Ergebnis 1: Die Frage kann nicht geklärt werden aus der Perspektive des beängstigten Einzelnen und seiner Wünsche. Es ist real durch keinen Vergleich herauszubekommen, ob es noch unangenehmer war, in Dachau zu sitzen als bei den Sowjets in Kolyma. (Margarete Buber-Neumann, die beide Erfahrungen mitgemacht hatte, fand – aus Ressentiment– die russischen Lager unangenehmer.) Sie kann nur geklärt werden aus den möglichen Perspektiven, die den Theorien der jeweiligen Unterdrückungssysteme zugrunde liegen. 

Ergebnis 2: Dann ergibt sich, dass aus dem faschistischen Grundansatz: eine als Substanz bestimmte Gruppe - die eigene - kämpft auf Leben und Tod um die nicht zu vermehrenden Subsistenzmittel auf dieser Erde unausweichlich zunächst Unterdrückung der und Kampf mit der Fremdgruppe folgt, dann Stählung und Hochzüchtung der eigenen. Faschismus als Theorie ist ohne Alternative. Er führt notwendig immer zum selben Ergebnis. 

Selbst wenn wir der falschen Behauptung folgten, dass im Marxismus selbst schon die stalinistische Unterdrückungspolitik angelegt gewesen wäre, müssten wir zugeben, dass aus dem Marxismus jedenfalls auch ganz andere Folgerungen sich ziehen lassen. Also lassen sich zumindest beide Theorien nicht gleichsetzen. 

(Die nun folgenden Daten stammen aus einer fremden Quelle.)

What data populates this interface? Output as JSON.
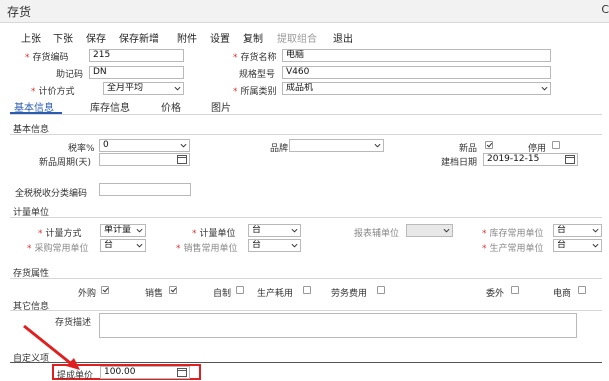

Ergebnis 3: Woher kommen dann die unbestreitbaren Ähnlichkeiten im Auftreten von Nationalsozialismus und kommunistischer Parteipolitik? Antwort: Aus wechselseitigen Anpassungen. Es handelt sich also nicht um eine Wesensähnlichkeit von Anfang an, sondern um Akkomodationen. 

Die Nazis mussten sozialistisch tun, um die wirklich sozialistisch gesonnene Arbeiterklasse niederkämpfen zu können. Das Surrogat verdrängt das Original. Die Kommunisten - vom Programm der nationalen und sozialen Befreiung 1930 in Deutschland angefangen bis zu Stalins Ausrufung des vaterländischen Krieges – machten im Augenblick ihrer Schwächung verhängnisvolle Zugeständnisse an bestehende Bewusstseins- und Organisationsformen. Die Nazis mussten, die Kommunisten meinten, sie müssten. 

Fazit: Wer sich selbst in seiner relativ gesicherten Position einigelt und diese gegen alle weiterführenden oder bedrohenden »Angriffe« verteidigt, der kann durch kein Argument logisch zum Verlassen seiner Position gezwungen werden. Man kann ihm nur nachweisen, dass er sich dann auch keinen über seine Verbunkerung hinausweisenden Gedanken erlauben darf und notwendig dümmer wird, als er sein müsste. Insofern treten antitotalitäre Theorie und Haltung etwas immer neu auf. Sie sind unwiderlegbar, aber ohne jede Gedankenfrucht.